I looked at Loki. “We need to get to Candi Jenkins.”
He nodded. “Exactly. She’s likely the only person—besides Glebov, who has not left Russia—who knows the location of the lab. The Ussuri armed guard that we’re certain to find there probably stays on-site and rotates shifts 24/7.”
“We think our best shot for access to her is happening a week from now,” Marius announced. “According to the chatroom, this coming Saturday, the institute is holding a private, invitation-only, fundraising gala at Candi Jenkin’s mansion, which is located in one of the most exclusive gated communities in Fort Wayne.”
I quirked a brow. “Do you all not live in the most exclusive gated community in Fort Wayne? Are you Candi’s neighbors?”
Thomas Montgomery scoffed. “She is in one of the most exclusive, not the most exclusive. We live in White Rock Estates, which is smaller, pricier, and closer to the city center.”
I laughed. He sounded like Andrew.
“So how are we getting an invitation to the gala?” I asked. “I’m guessing this is a beta-only affair?”
Ivan waved a dismissive hand. “Generating a passable fake invitation is the easy part. We just need to assemble a capable team of beta operatives.”
It was my turn to wave a hand. “That’s easy. Leave it to me.”
For the next hour, we talked through our plan. When I would raise my hand and offer thoughts or suggestions, I was listened to. No one, not even the Sentinel staff in the room who were not related to my Alphas, appeared dismissive or skeptical that I, a small, young, and newly bonded omega woman, could contribute to this mission in a significant way.
It was entirely possible that Thomas Montgomery had put the fear of God into everyone here before we’d arrived in an attempt to get back into Loki’s (or my) good graces, but I’d take these vibes however I could get them.
Especially because of the overwhelming sense of pride that radiated through my bonds every time I spoke. If I could’ve bottled that feeling and sold it, I’d be a bazillionaire, richer than the Montgomery, Cruz, and Dallas packs combined.

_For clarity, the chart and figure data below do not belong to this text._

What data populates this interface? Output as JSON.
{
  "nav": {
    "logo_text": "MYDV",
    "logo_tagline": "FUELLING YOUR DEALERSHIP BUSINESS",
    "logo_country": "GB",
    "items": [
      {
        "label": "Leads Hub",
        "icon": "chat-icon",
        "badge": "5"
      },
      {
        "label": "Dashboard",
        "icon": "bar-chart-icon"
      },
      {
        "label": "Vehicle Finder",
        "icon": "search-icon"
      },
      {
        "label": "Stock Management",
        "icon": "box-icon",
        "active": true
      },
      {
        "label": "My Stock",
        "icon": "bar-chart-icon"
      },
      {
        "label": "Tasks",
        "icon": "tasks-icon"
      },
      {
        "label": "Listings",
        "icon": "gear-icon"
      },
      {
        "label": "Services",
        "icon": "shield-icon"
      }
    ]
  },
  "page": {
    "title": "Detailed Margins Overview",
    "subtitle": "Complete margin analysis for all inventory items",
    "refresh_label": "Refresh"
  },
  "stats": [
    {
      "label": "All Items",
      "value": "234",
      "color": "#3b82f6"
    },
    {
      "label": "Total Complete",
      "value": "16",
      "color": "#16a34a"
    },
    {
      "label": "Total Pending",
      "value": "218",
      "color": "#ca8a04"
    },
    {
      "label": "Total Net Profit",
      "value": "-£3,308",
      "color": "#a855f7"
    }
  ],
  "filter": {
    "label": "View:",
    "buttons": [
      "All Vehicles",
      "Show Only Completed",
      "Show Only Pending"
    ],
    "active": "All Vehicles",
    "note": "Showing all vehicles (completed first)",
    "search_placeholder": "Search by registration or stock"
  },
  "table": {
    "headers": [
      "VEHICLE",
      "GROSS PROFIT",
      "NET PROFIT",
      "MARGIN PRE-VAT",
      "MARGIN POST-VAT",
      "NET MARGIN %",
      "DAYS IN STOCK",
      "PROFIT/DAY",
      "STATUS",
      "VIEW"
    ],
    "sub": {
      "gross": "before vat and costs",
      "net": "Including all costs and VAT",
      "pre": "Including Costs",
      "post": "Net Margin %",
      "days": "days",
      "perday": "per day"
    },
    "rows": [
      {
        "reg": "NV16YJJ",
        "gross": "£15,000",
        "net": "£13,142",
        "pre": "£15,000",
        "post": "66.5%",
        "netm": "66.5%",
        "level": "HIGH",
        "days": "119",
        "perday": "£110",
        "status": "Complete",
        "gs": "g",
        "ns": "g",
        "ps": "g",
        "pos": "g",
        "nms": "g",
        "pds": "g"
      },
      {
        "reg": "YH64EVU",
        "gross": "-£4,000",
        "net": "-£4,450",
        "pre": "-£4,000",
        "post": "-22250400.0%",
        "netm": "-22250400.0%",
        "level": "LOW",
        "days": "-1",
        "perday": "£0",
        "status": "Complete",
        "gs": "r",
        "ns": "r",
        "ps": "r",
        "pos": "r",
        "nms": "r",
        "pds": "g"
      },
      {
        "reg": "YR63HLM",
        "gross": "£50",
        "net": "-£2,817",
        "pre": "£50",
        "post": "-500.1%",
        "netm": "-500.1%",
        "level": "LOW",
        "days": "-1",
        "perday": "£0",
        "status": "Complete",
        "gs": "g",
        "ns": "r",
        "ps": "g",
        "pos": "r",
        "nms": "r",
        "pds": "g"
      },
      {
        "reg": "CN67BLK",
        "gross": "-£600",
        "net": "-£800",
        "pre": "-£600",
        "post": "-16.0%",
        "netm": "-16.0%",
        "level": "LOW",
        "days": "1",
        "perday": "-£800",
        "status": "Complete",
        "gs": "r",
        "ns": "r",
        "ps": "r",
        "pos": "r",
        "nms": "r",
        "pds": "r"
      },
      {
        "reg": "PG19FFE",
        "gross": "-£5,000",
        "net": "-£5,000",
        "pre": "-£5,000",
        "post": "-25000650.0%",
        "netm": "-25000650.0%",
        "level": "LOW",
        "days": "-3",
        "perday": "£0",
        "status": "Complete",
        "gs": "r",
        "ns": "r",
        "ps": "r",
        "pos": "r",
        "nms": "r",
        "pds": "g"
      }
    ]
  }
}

The sun was just beginning to set when we were finally dismissed. The guys and I determined that our first order of business would be taking me to grab more clothes and toiletries to keep in their suite, so we trudged out to the small parking lot behind the hotel, heading for where Loki had screeched their SUV to a halt last night before tearing me out of Blaze’s clutches and running off with me.
I typed out a text to Cam on the walk, and as Loki started the car, my phone pinged with his response.
“Where to, Lamb?” Loki asked. “Your dorm? Or your parents’ house?”
Blaze chuckled. “I can’t decide which place would be more awkward for us to all pile into your bedroom together.”
“My parents’ house, for sure,” I said to Blaze, and then I met Loki’s ethereal gaze in the rearview mirror. “But actually, I want to make another stop first. Head to Merchant Village, please.”
Hawk, who’d won the minor skirmish to sit in the backseat with me, quirked a pierced brow. “Merchant Village?”
“Yep. I need to talk to Cam, and I suspect you guys have an appointment there as well.”
The three of them exchanged questioning looks, then Loki shrugged, shifted into Drive, and away we went.